Pada sisi ini segala hal dapat dimanipulasi agar penonton (baca: orang lain) mengetahui karakter dan peran yang ditampilkan. Dengan istilah yang lebih singkat, orang lain “dipaksa” melihat hal yang tampak di depan mata saja.

Pencitraan menjadi hal yang lazim dalam front stage ini. Penyajian terbaik di panggunglah yang disuguhkan. Muka pemain dipoles sedemikian rupa agar tampak rupawan. Gestur, mimik, dan nada suara diatur sedemikian rupa agar karakter yang diperankan dapat dipahami oleh orang lain.

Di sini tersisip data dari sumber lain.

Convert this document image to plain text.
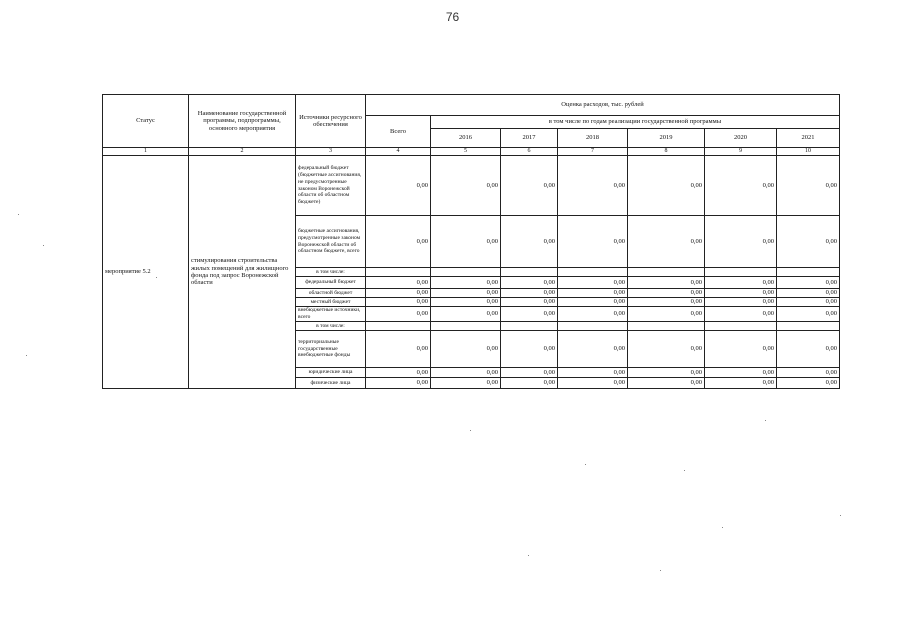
76
Статус	Наименование государственной программы, подпрограммы, основного мероприятия	Источники ресурсного обеспечения	Оценка расходов, тыс. рублей						
			Всего	в том числе по годам реализации государственной программы					
				2016	2017	2018	2019	2020	2021
1	2	3	4	5	6	7	8	9	10
мероприятие 5.2	стимулирования строительства жилых помещений для жилищного фонда под запрос Воронежской области	федеральный бюджет (бюджетные ассигнования, не предусмотренные законом Воронежской области об областном бюджете)	0,00	0,00	0,00	0,00	0,00	0,00	0,00
		бюджетные ассигнования, предусмотренные законом Воронежской области об областном бюджете, всего	0,00	0,00	0,00	0,00	0,00	0,00	0,00
		в том числе:							
		федеральный бюджет	0,00	0,00	0,00	0,00	0,00	0,00	0,00
		областной бюджет	0,00	0,00	0,00	0,00	0,00	0,00	0,00
		местный бюджет	0,00	0,00	0,00	0,00	0,00	0,00	0,00
		внебюджетные источники, всего	0,00	0,00	0,00	0,00	0,00	0,00	0,00
		в том числе:							
		территориальные государственные внебюджетные фонды	0,00	0,00	0,00	0,00	0,00	0,00	0,00
		юридические лица	0,00	0,00	0,00	0,00	0,00	0,00	0,00
		физические лица	0,00	0,00	0,00	0,00	0,00	0,00	0,00
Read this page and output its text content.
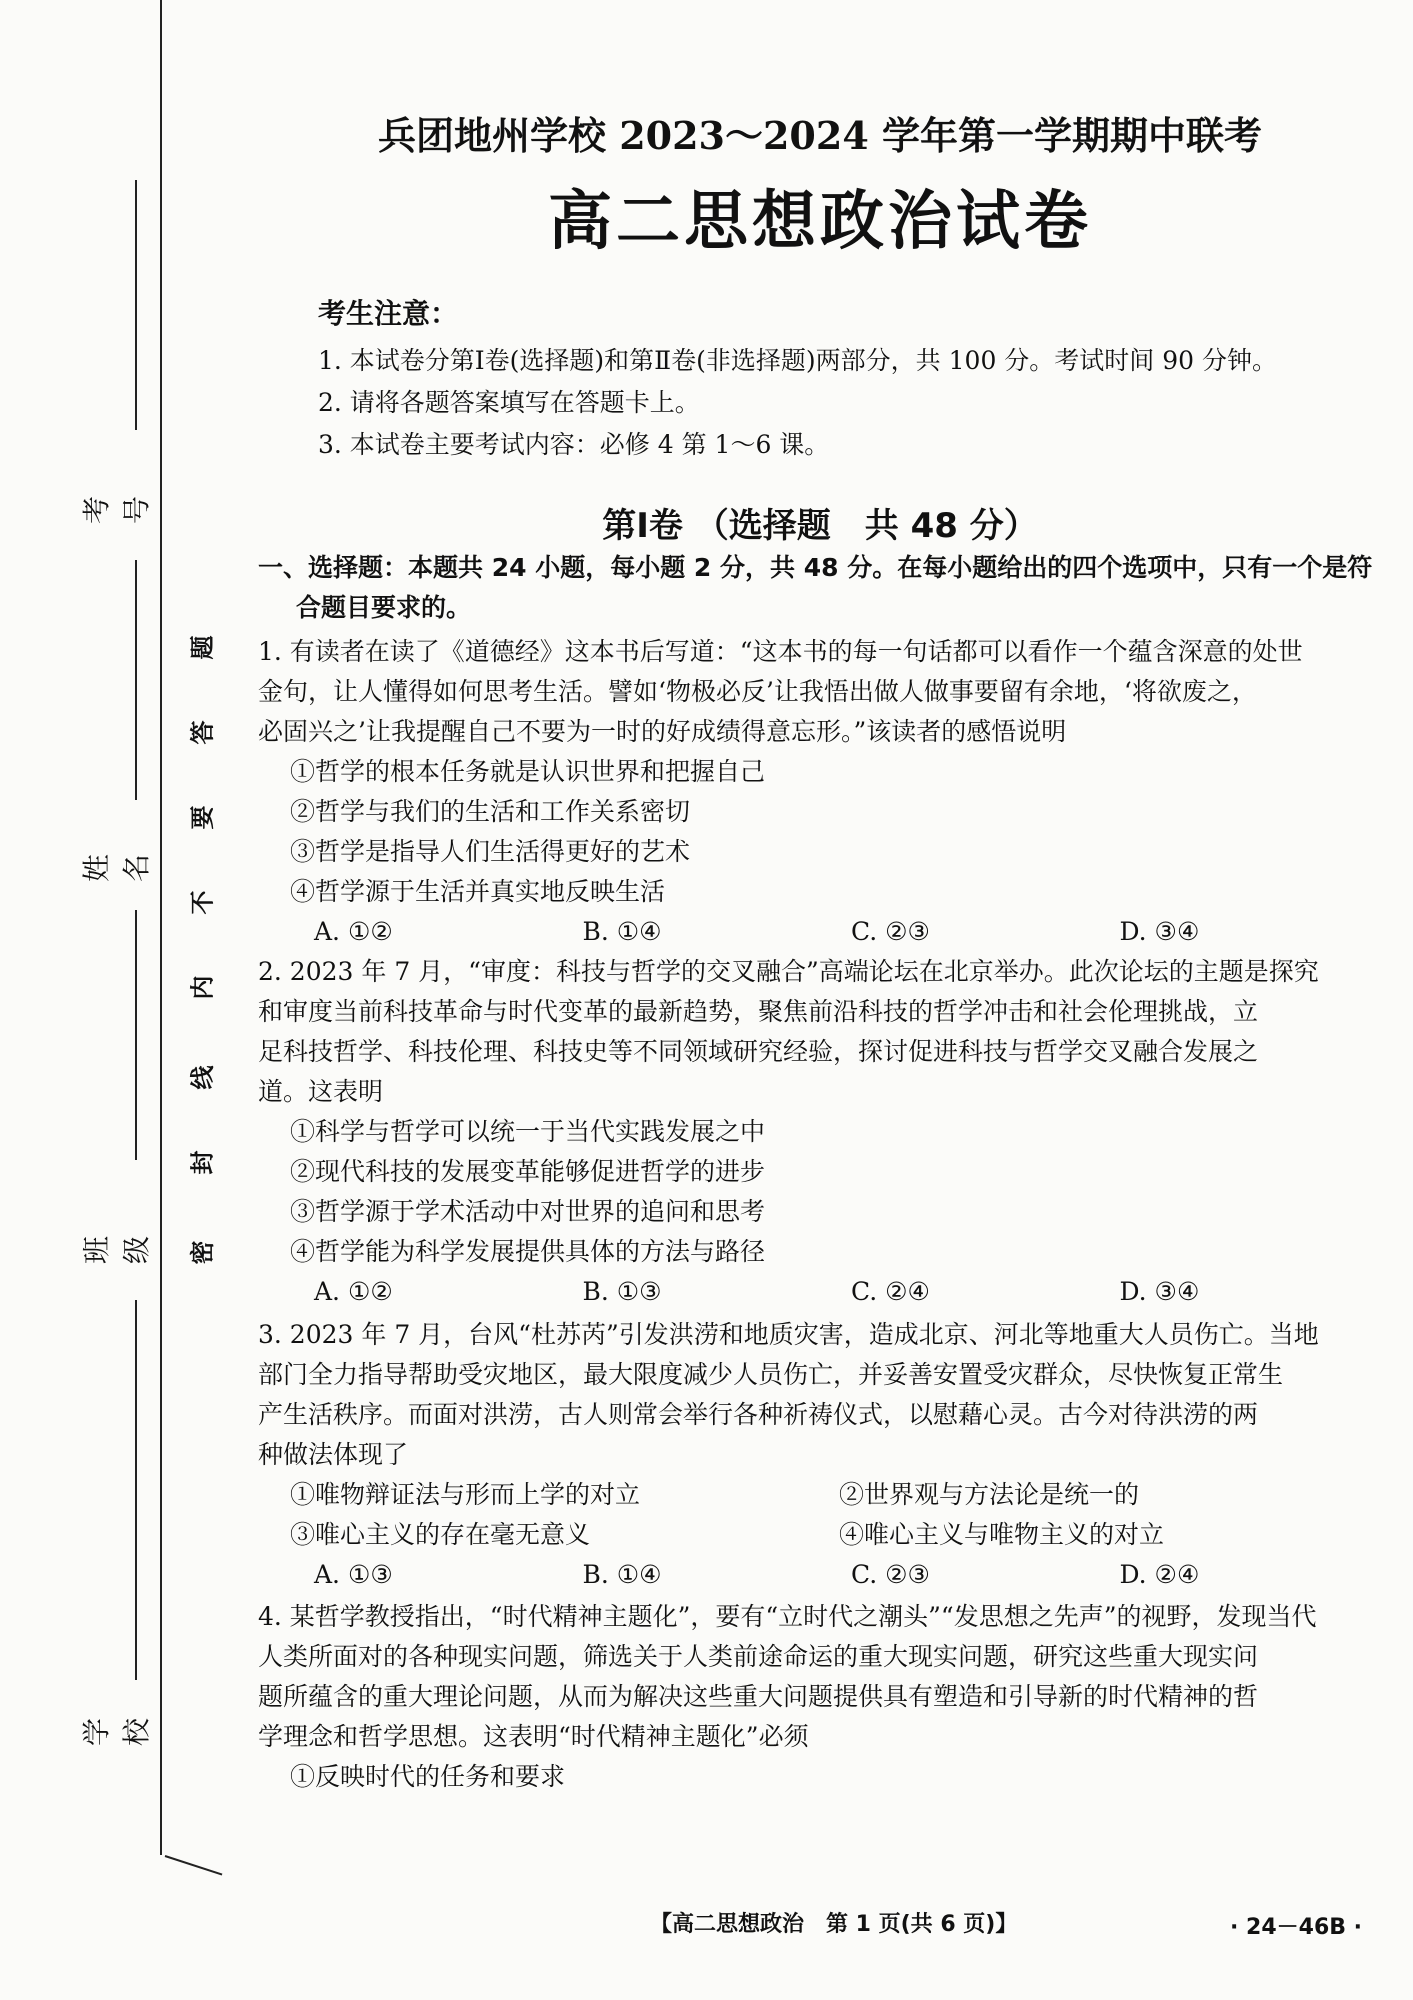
考号
姓名
班级
学校
题
答
要
不
内
线
封
密
兵团地州学校 2023～2024 学年第一学期期中联考
高二思想政治试卷
考生注意：
1. 本试卷分第Ⅰ卷(选择题)和第Ⅱ卷(非选择题)两部分，共 100 分。考试时间 90 分钟。
2. 请将各题答案填写在答题卡上。
3. 本试卷主要考试内容：必修 4 第 1～6 课。
第Ⅰ卷 （选择题　共 48 分）
一、选择题：本题共 24 小题，每小题 2 分，共 48 分。在每小题给出的四个选项中，只有一个是符
合题目要求的。
1. 有读者在读了《道德经》这本书后写道：“这本书的每一句话都可以看作一个蕴含深意的处世
金句，让人懂得如何思考生活。譬如‘物极必反’让我悟出做人做事要留有余地，‘将欲废之，
必固兴之’让我提醒自己不要为一时的好成绩得意忘形。”该读者的感悟说明
①哲学的根本任务就是认识世界和把握自己
②哲学与我们的生活和工作关系密切
③哲学是指导人们生活得更好的艺术
④哲学源于生活并真实地反映生活
A. ①②	B. ①④	C. ②③	D. ③④
2. 2023 年 7 月，“审度：科技与哲学的交叉融合”高端论坛在北京举办。此次论坛的主题是探究
和审度当前科技革命与时代变革的最新趋势，聚焦前沿科技的哲学冲击和社会伦理挑战，立
足科技哲学、科技伦理、科技史等不同领域研究经验，探讨促进科技与哲学交叉融合发展之
道。这表明
①科学与哲学可以统一于当代实践发展之中
②现代科技的发展变革能够促进哲学的进步
③哲学源于学术活动中对世界的追问和思考
④哲学能为科学发展提供具体的方法与路径
A. ①②	B. ①③	C. ②④	D. ③④
3. 2023 年 7 月，台风“杜苏芮”引发洪涝和地质灾害，造成北京、河北等地重大人员伤亡。当地
部门全力指导帮助受灾地区，最大限度减少人员伤亡，并妥善安置受灾群众，尽快恢复正常生
产生活秩序。而面对洪涝，古人则常会举行各种祈祷仪式，以慰藉心灵。古今对待洪涝的两
种做法体现了
①唯物辩证法与形而上学的对立	②世界观与方法论是统一的
③唯心主义的存在毫无意义	④唯心主义与唯物主义的对立
A. ①③	B. ①④	C. ②③	D. ②④
4. 某哲学教授指出，“时代精神主题化”，要有“立时代之潮头”“发思想之先声”的视野，发现当代
人类所面对的各种现实问题，筛选关于人类前途命运的重大现实问题，研究这些重大现实问
题所蕴含的重大理论问题，从而为解决这些重大问题提供具有塑造和引导新的时代精神的哲
学理念和哲学思想。这表明“时代精神主题化”必须
①反映时代的任务和要求
【高二思想政治　第 1 页(共 6 页)】	· 24－46B ·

Lain halnya dengan sisi backstage. Sisi ini murni menjadi milik sang pemain peran. Pada bagian ini seorang pemain peran tidak terikat oleh tokoh yang dipentaskan di panggung. Sebagai seorang manusia pada umumnya, ia bebas menjadi dirinya sendiri.

Tentu saja dengan segala sifat dan kebiasaannya. Ia tidak lagi dituntut menjadi seorang ahli peran. Profesi guru juga tidak terlepas dari dramaturgi. Front stage seorang guru ialah ruang kelas. Adapun pementasan yang dilakukan guru berupa proses belajar-mengajar.

Ketika menjalankan peran tersebut, guru harus mampu berperan menjadi pengajar dan pendidik. Ia dituntut mampu mengelola pembelajaran sekaligus membina karakter siswa. Penonton dalam pementasan tersebut ialah siswa.

Interaksi antara pemain peran (guru) dan penonton (siswa) merupakan skenario dalam pementasan. Pementasan tersebut dikatakan sukses ketika guru mampu memainkan peran dengan baik.

Pada saat itu, guru dan siswa berada pada interaksi asosiatif yang di dalamnya terdapat kerja sama, akomodasi, dan asimilasi. Selepas peran guru selesai dijalankan dan tidak ada penonton, guru bebas menjadi dirinya sendiri. Kembali menjadi orang biasa dengan segala sifatnya.

Pada era kiwari segala sesuatu serasa berada di tabung kaca. Semua orang dapat menonton tanpa terhalang apa pun. Tabung kaca ini diidentikkan dengan media sosial. Tak terkecuali pula dengan front stage guru.

Pementasan guru dapat dilihat jika diunggah ke tabung kaca sebagai konten. Konsekuensi logisnya ialah orang lain di luar front stage dapat menyaksikan pementasan di ruang kelas tersebut.

Lazimnya segala hal yang dimunculkan dalam dunia maya merupakan konten yang sudah dipoles sesuai tujuan yang diharapkan. Motivasi tersebutlah yang menjadi penggerak bagi seseorang untuk melakukan sesuatu dalam keadaan sadar.

Jika kita berselancar di dunia maya, konten pendidikan amat mudah ditemukan. Semua berseliweran baik di aneka platform media sosial. Konten dengan latar belakang aktivitas pembelajaran di kelas hingga tutorial edukatif dapat dijumpai dengan hanya menggerakkan jari.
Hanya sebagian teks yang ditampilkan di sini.